Gedenken an Kiomars Javadi
Zum Gedenken an Kiomars Javadi hängt in der Wöhrdstraße 2 (im Hinterhof) eine Gedenktafel mit folgender Aufschrift:
„Gegen die Gleichgültigkeit – für Zivilcourage“
Lasst nicht zu, dass Menschenrechte missachtet werden. Tut etwas, wenn Menschen bedroht sind und Hilfe brauchen.
Zum Gedenken an Kiomars Javadi. Er floh in den 1980er Jahren vor dem Krieg im Iran und suchte in Deutschland Asyl. Sein Leben fand am 19. August 1987 im Hinterhof des ehemaligen Tübinger Supermarktes Pfannkuch (Karlstraße 3) ein gewaltsames Ende.
Kiomars Javadi starb am helllichten Tag unter den Augen zahlreicher Zeug_innen im Würgegriff eines Supermarktmitarbeiters.
Wer war Kiomars Javadi (1967–1987)?
Kiomars Javadi wurde 1967 in Share Ray im Iran geboren. Während des achtjährigen Golfkriegs fürchtete er, für den Krieg verpflichtet zu werden. Wer damals im Iran des Militärdienstes verweigerte, wurde politisch verfolgt. So entschloss er sich zu flüchten.
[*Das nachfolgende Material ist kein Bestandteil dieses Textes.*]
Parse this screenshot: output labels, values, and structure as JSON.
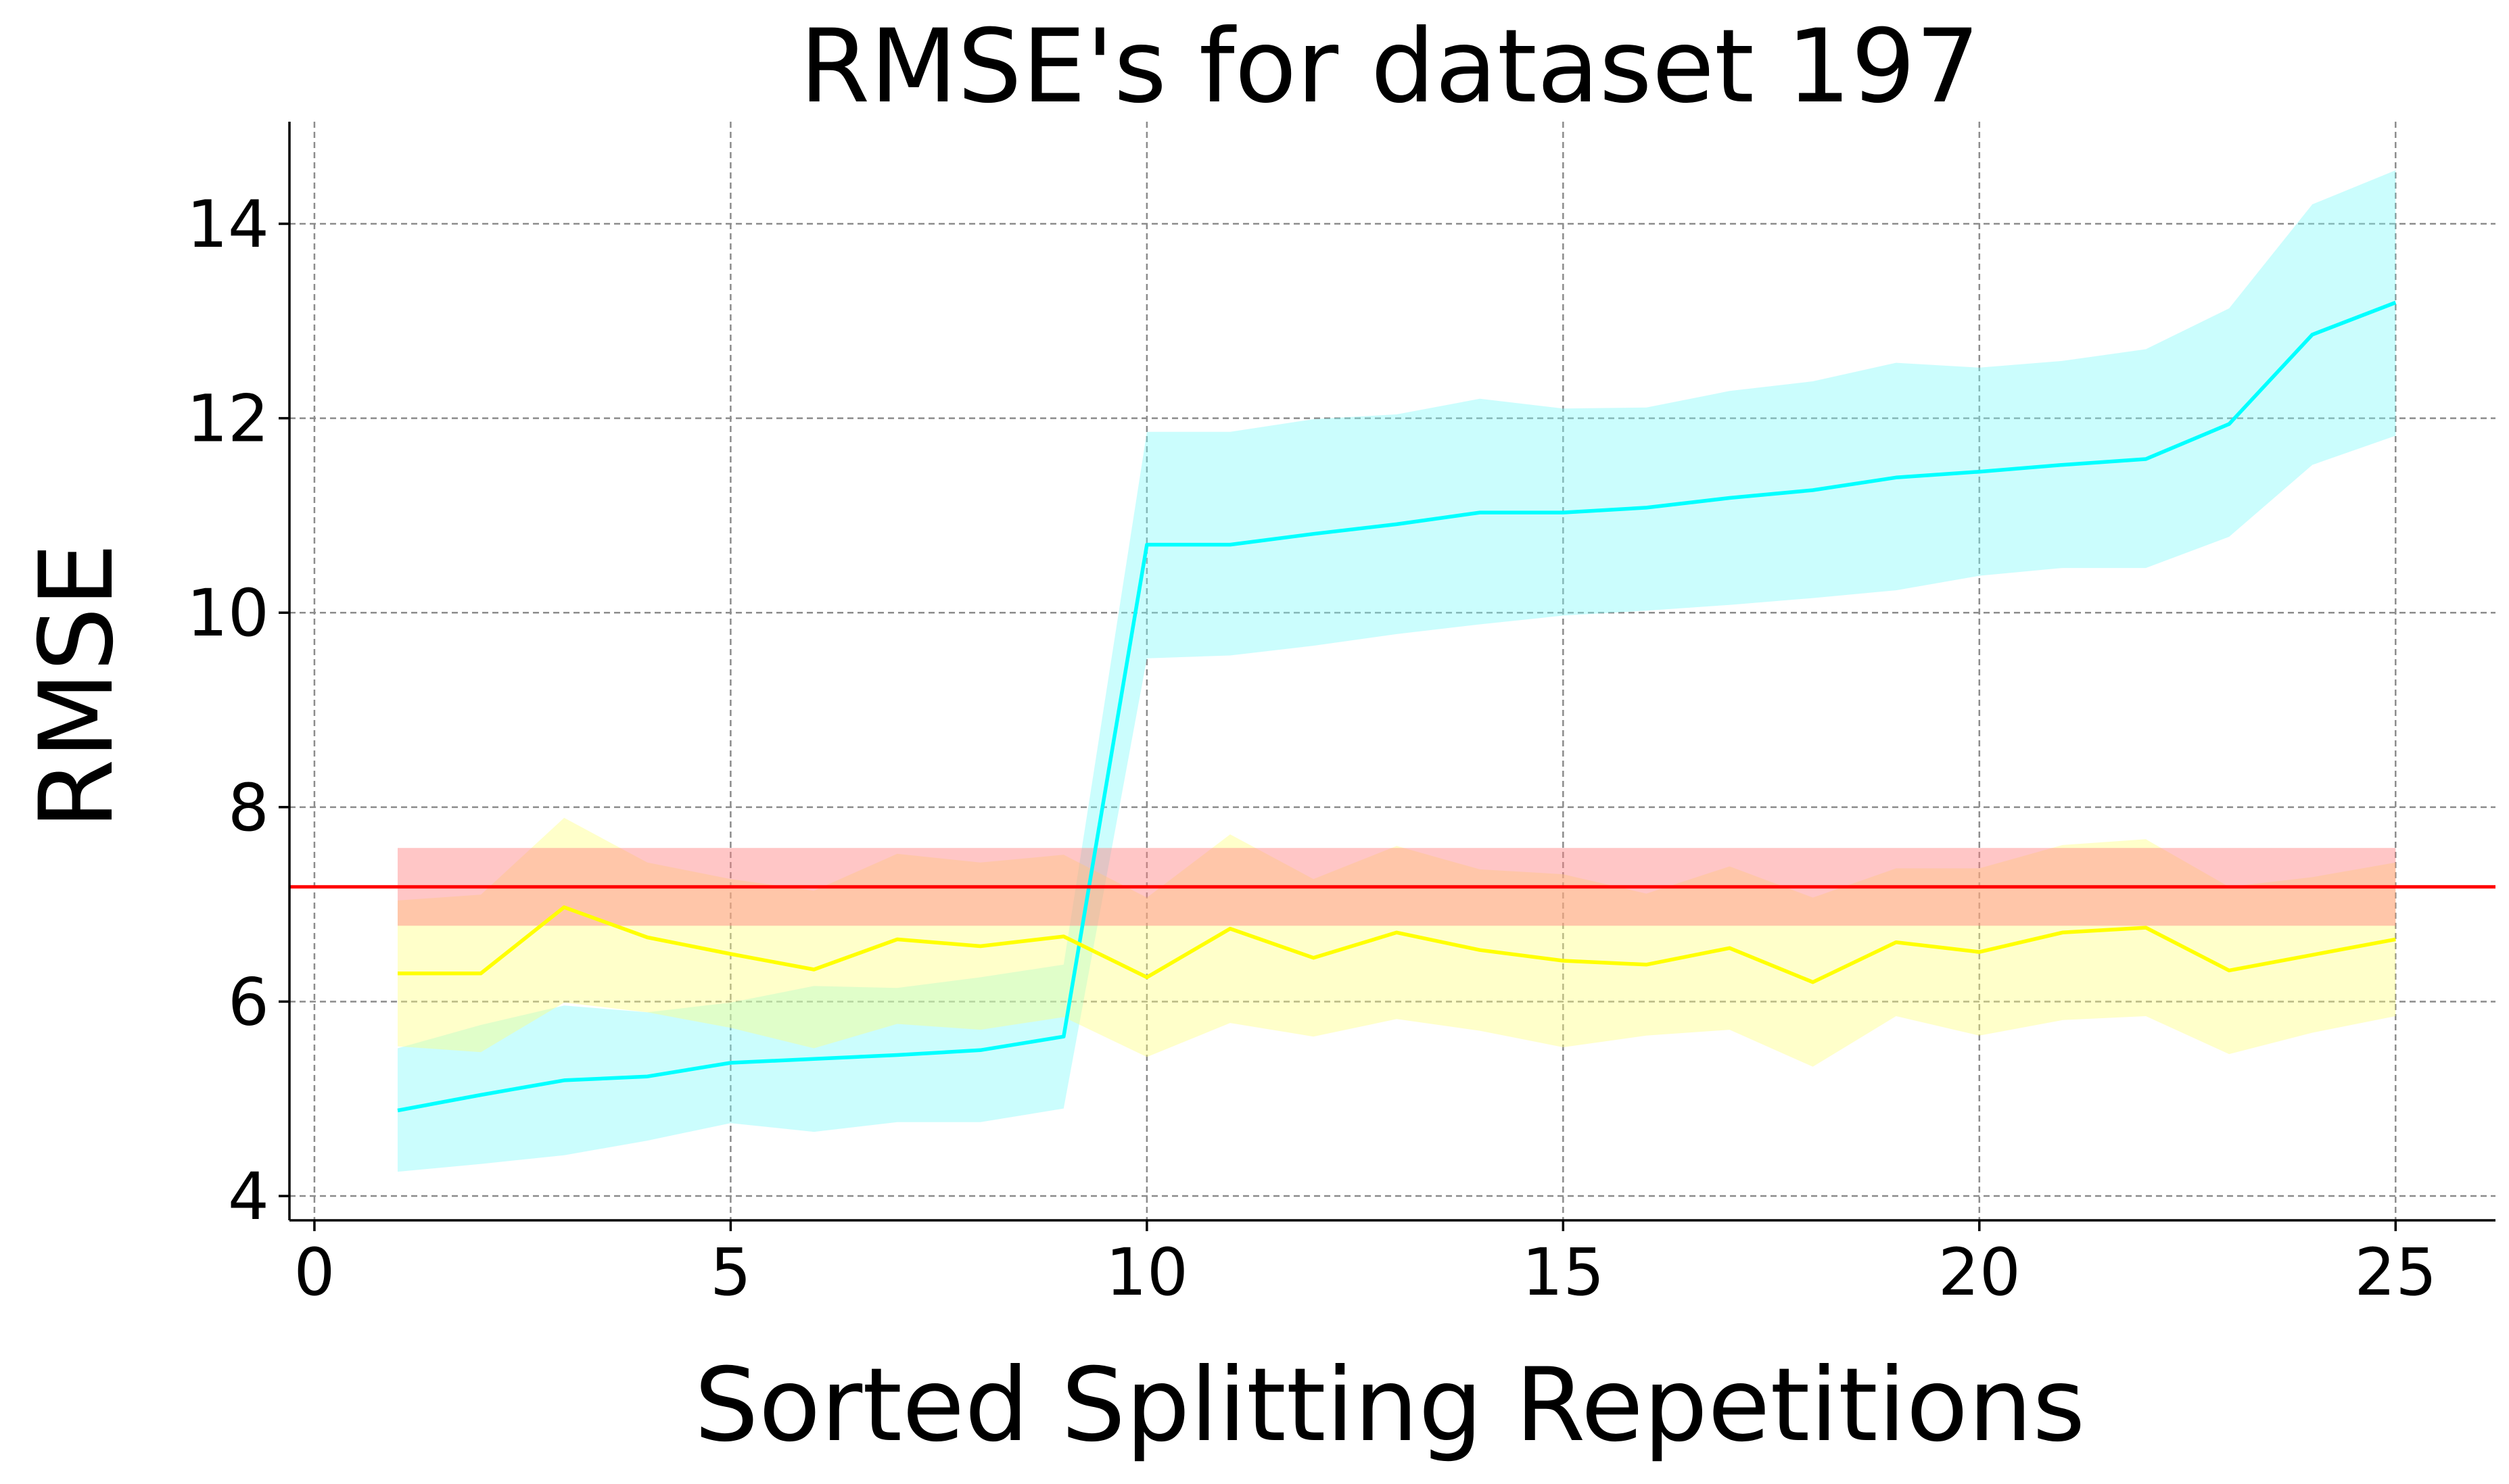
{
  "chart_data": {
    "type": "line",
    "title": "RMSE's for dataset 197",
    "xlabel": "Sorted Splitting Repetitions",
    "ylabel": "RMSE",
    "xlim": [
      -0.3,
      26.2
    ],
    "ylim": [
      3.75,
      15.05
    ],
    "xticks": [
      0,
      5,
      10,
      15,
      20,
      25
    ],
    "yticks": [
      4,
      6,
      8,
      10,
      12,
      14
    ],
    "grid": true,
    "x": [
      1,
      2,
      3,
      4,
      5,
      6,
      7,
      8,
      9,
      10,
      11,
      12,
      13,
      14,
      15,
      16,
      17,
      18,
      19,
      20,
      21,
      22,
      23,
      24,
      25
    ],
    "series": [
      {
        "color": "#00ffff",
        "band_color": "#7df9f9",
        "values": [
          4.88,
          5.04,
          5.19,
          5.23,
          5.37,
          5.41,
          5.45,
          5.5,
          5.64,
          10.7,
          10.7,
          10.81,
          10.91,
          11.03,
          11.03,
          11.08,
          11.18,
          11.26,
          11.39,
          11.45,
          11.52,
          11.58,
          11.94,
          12.86,
          13.19
        ],
        "lower": [
          4.25,
          4.33,
          4.42,
          4.57,
          4.75,
          4.66,
          4.76,
          4.76,
          4.9,
          9.53,
          9.56,
          9.66,
          9.78,
          9.88,
          9.97,
          10.02,
          10.08,
          10.15,
          10.23,
          10.38,
          10.46,
          10.46,
          10.78,
          11.52,
          11.82
        ],
        "upper": [
          5.52,
          5.76,
          5.96,
          5.89,
          5.99,
          6.16,
          6.14,
          6.25,
          6.38,
          11.86,
          11.86,
          11.99,
          12.04,
          12.2,
          12.1,
          12.11,
          12.28,
          12.38,
          12.57,
          12.52,
          12.59,
          12.71,
          13.13,
          14.2,
          14.55
        ]
      },
      {
        "color": "#ffff00",
        "band_color": "#ffff7a",
        "values": [
          6.29,
          6.29,
          6.97,
          6.66,
          6.49,
          6.33,
          6.64,
          6.57,
          6.67,
          6.25,
          6.75,
          6.45,
          6.71,
          6.53,
          6.42,
          6.38,
          6.55,
          6.2,
          6.61,
          6.51,
          6.71,
          6.76,
          6.32,
          6.48,
          6.64
        ],
        "lower": [
          5.54,
          5.48,
          5.99,
          5.89,
          5.73,
          5.52,
          5.77,
          5.71,
          5.84,
          5.43,
          5.78,
          5.64,
          5.82,
          5.7,
          5.53,
          5.65,
          5.71,
          5.33,
          5.85,
          5.65,
          5.81,
          5.85,
          5.46,
          5.68,
          5.85
        ],
        "upper": [
          7.04,
          7.1,
          7.89,
          7.43,
          7.26,
          7.14,
          7.52,
          7.43,
          7.51,
          7.07,
          7.72,
          7.26,
          7.6,
          7.36,
          7.31,
          7.11,
          7.39,
          7.07,
          7.37,
          7.37,
          7.61,
          7.67,
          7.18,
          7.28,
          7.43
        ]
      }
    ],
    "reference": {
      "color": "#ff0000",
      "band_color": "#ff8080",
      "value": 7.18,
      "band": [
        6.78,
        7.58
      ],
      "x_range": [
        1,
        25
      ]
    }
  }
}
Mit 19 Jahren kam er über die Türkei nach Deutschland und stellte einen Antrag auf Asyl. In Tübingen wohnte er mit seiner Ehefrau in der Unterbringung für Geflüchtete in der Thiepval-Kaserne.
Was ist am 19. August 1987 passiert?
Am 19. August 1987 besuchte Kiomars Javadi den Supermarkt Pfannkuch, der heute nicht mehr existiert. Dort wurde er des Diebstahls beschuldigt. Als er weglaufen wollte, fingen der Filialleiter und ein Lehrling ihn ein.
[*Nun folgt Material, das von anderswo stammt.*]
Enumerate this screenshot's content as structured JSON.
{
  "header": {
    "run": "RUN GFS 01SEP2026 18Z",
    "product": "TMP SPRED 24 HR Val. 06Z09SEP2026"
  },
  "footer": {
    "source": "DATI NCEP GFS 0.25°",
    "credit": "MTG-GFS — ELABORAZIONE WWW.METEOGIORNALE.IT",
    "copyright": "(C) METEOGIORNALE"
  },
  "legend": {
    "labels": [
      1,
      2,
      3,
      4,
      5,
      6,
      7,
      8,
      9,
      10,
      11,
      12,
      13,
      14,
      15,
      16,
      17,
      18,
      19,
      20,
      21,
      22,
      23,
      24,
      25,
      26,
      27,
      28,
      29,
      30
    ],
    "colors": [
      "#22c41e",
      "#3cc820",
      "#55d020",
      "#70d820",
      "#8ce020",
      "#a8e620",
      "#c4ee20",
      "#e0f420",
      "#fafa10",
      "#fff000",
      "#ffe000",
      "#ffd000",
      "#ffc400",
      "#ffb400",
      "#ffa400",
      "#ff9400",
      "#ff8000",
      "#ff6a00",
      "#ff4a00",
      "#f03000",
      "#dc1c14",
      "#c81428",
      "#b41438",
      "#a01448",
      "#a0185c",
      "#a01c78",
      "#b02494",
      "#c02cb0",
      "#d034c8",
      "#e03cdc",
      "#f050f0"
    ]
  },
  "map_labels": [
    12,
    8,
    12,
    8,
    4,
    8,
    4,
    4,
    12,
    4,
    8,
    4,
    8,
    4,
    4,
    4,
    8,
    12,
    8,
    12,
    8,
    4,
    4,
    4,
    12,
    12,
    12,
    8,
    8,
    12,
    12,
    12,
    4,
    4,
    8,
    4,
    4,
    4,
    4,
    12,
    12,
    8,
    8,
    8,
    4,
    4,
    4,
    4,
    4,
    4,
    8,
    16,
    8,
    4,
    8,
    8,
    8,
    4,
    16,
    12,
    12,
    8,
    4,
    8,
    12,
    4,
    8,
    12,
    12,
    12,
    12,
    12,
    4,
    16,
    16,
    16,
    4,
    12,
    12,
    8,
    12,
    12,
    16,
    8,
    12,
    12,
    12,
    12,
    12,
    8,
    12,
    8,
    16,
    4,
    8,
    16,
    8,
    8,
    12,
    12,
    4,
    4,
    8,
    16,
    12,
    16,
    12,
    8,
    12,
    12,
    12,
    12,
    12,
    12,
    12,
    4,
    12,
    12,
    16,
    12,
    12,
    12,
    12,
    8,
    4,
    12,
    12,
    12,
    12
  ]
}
18 Minuten lang hielt der Lehrling ihn im Würgegriff fest, während der Filialleiter ihm das Bein verdrehte. Mehrere Passant_innen sahen dabei zu. Als die Polizei eintraf, war Kiomars Javadi bereits gestorben.
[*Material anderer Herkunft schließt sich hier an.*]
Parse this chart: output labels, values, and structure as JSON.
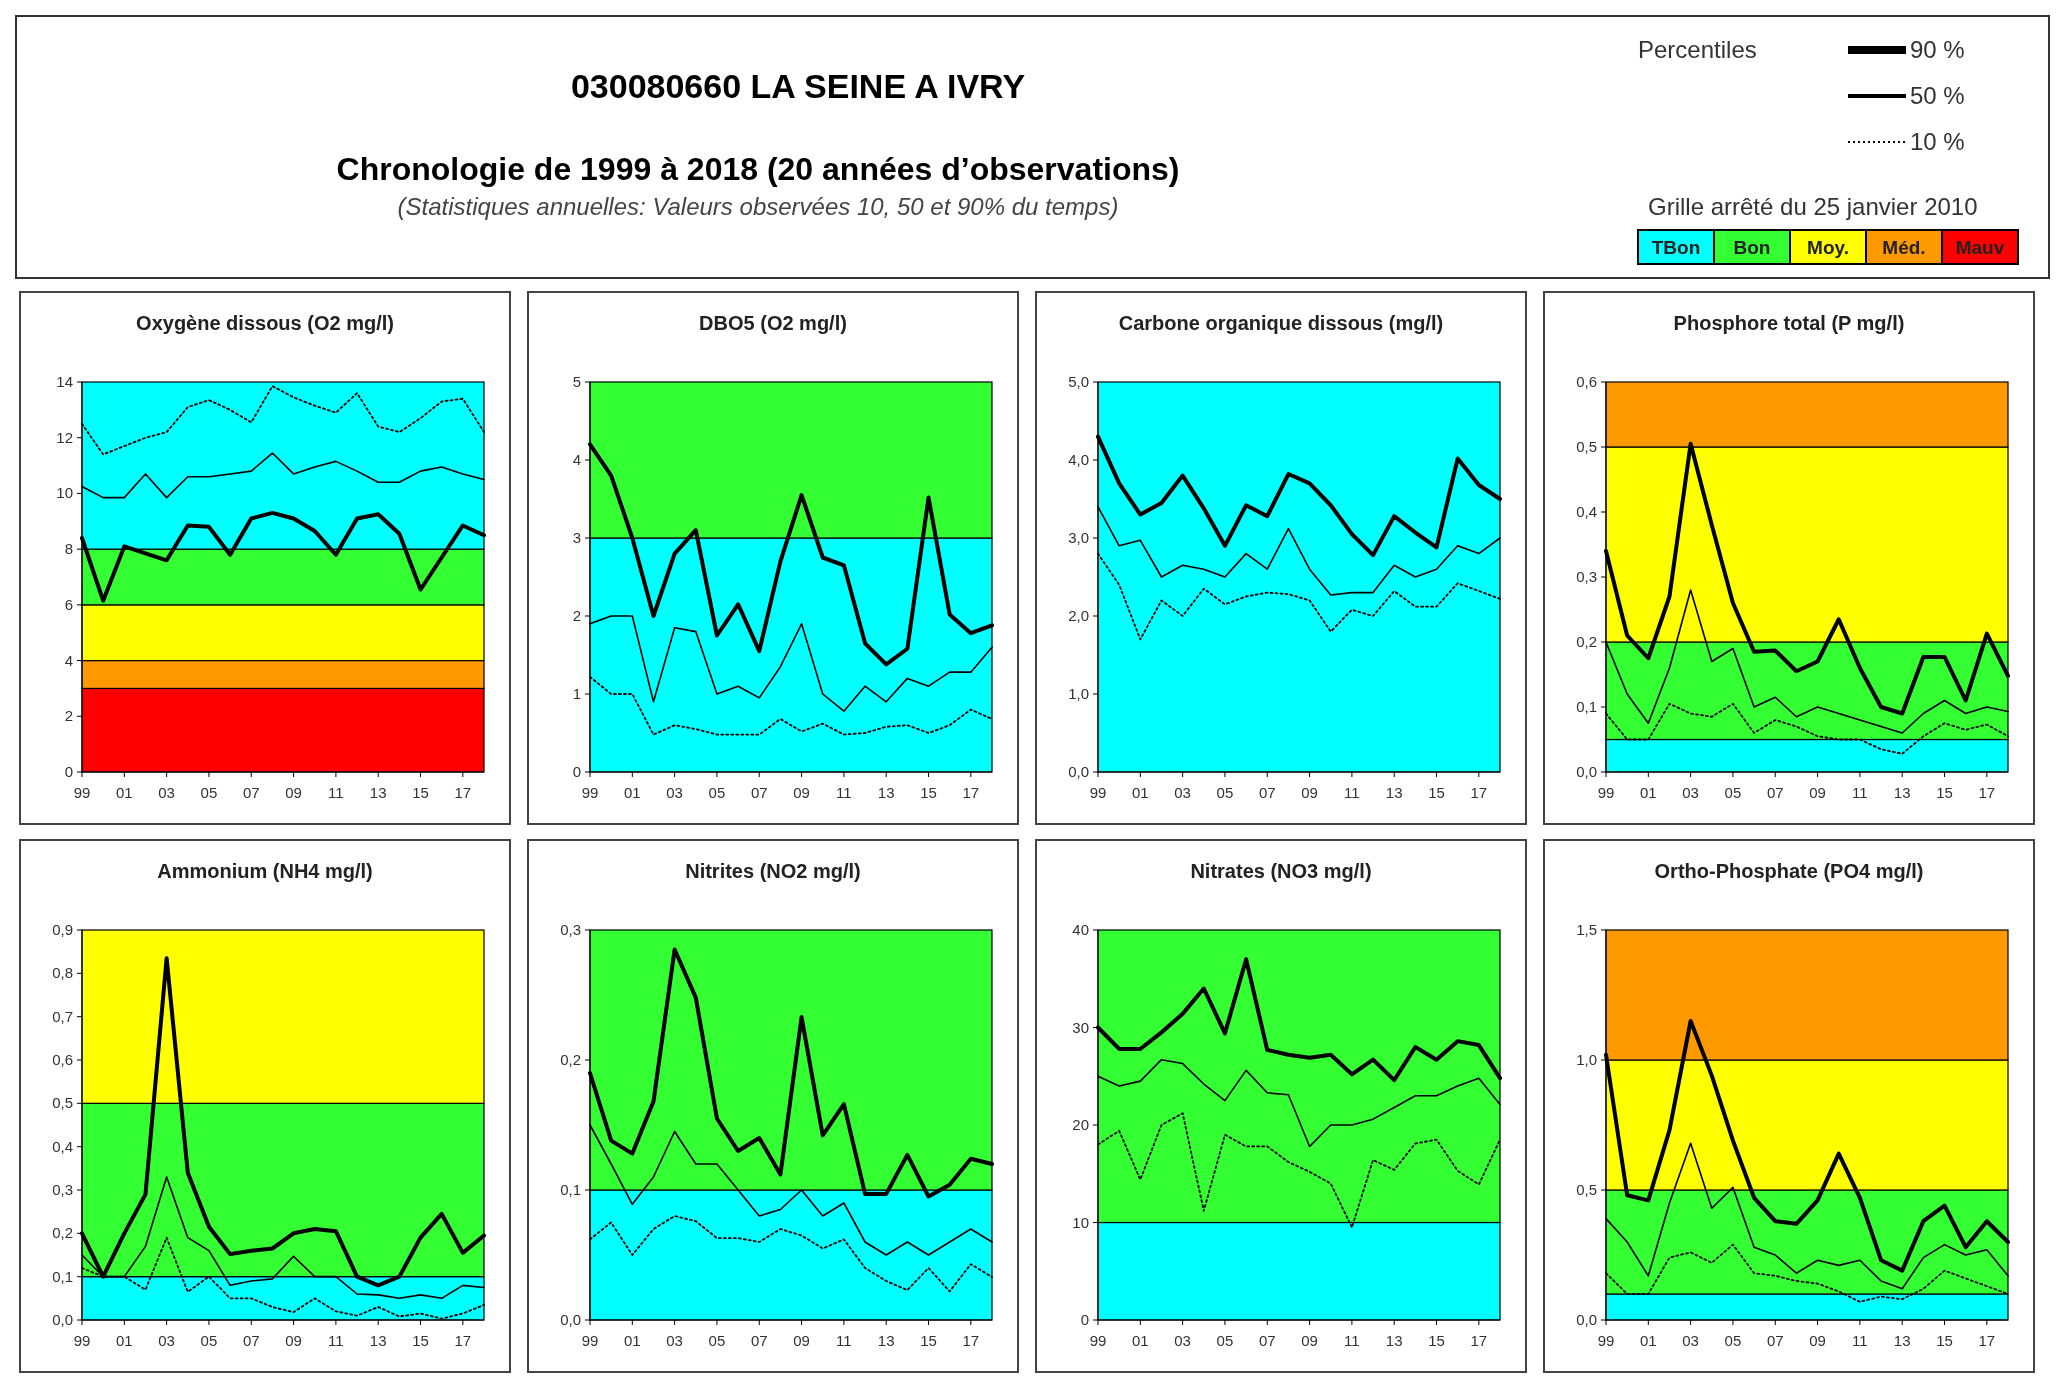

Das Gericht verurteilte den Filialleiter und den Lehrling wegen fahrlässiger Tötung zu Freiheitsstrafen von jeweils 18 Monaten, die zur Bewährung ausgesetzt wurden.
Warum fand ein Beteiligungsprozess statt?
Die AL/Grüne-Fraktion im Gemeinderat Tübingen hat einen Antrag für die Anbringung einer Gedenktafel für Kiomars Javadi gestellt. Daraufhin initiierte die Stabsstelle für Gleichstellung und Integration gemeinsam mit dem Fachbereich Kunst und Kultur einen öffentlichen Beteiligungsprozess.
Am Prozess waren Vertreter_innen der antragstellenden Fraktion, des Integrationsrats, der lokalen Medien, der Wissenschaft, Mitglieder von adis e.V. und Asylzentrum, der Regisseur des Films „18 Minuten Zivilcourage“ sowie die breite Öffentlichkeit beteiligt.
Der Beteiligungsprozess begann 2021 und nahm folgende Fragen in den Fokus: Wie gedenken wir des „Falls Javadi“? Welche Botschaften soll das Gedenken vermitteln?
Was ist im Beteiligungsprozess passiert?
Neben insgesamt sieben Treffen der Arbeitsgruppe „Gedenktafel K. Javadi“ fanden folgende öffentliche Veranstaltungen statt, um die größere Öffentlichkeit in das Gestalten einer Erinnerung an Kiomars Javadi miteinzubeziehen:
- Stadtführung zu Kiomars Javadi „Auf Ge-Denk-Spuren“ mit mehreren Terminen
- Vorführung des Filmes „18 Minuten Zivilcourage“
Im Rahmen der Veranstaltungen konnten sich die Beteiligten über ein passendes und nachhaltiges Gedenken austauschen und ihre Anregungen einbringen. Die Ergebnisse flossen in die Treffen der Arbeitsgruppe ein.
Der Arbeitsgruppe sowie den Teilnehmenden am öffentlichen Beteiligungsprozess war es wichtig, durch das Gedenken eine Botschaft für mehr Zivilcourage zu senden. Hierfür haben sie sich mit mehreren möglichen Gedenkformen und -orten auseinandergesetzt.
Nach dem Beteiligungsprozess präsentierte die Stadtverwaltung im Ausschuss für Kultur, Bildung und Soziales die Ergebnisse des öffentlichen Beteiligungsprozesses und stellte einen Beschlussantrag für eine Gedenktafel in der Wöhrdstraße. Das Gremium stimmte dem Antrag am 15. Juni 2023 zu.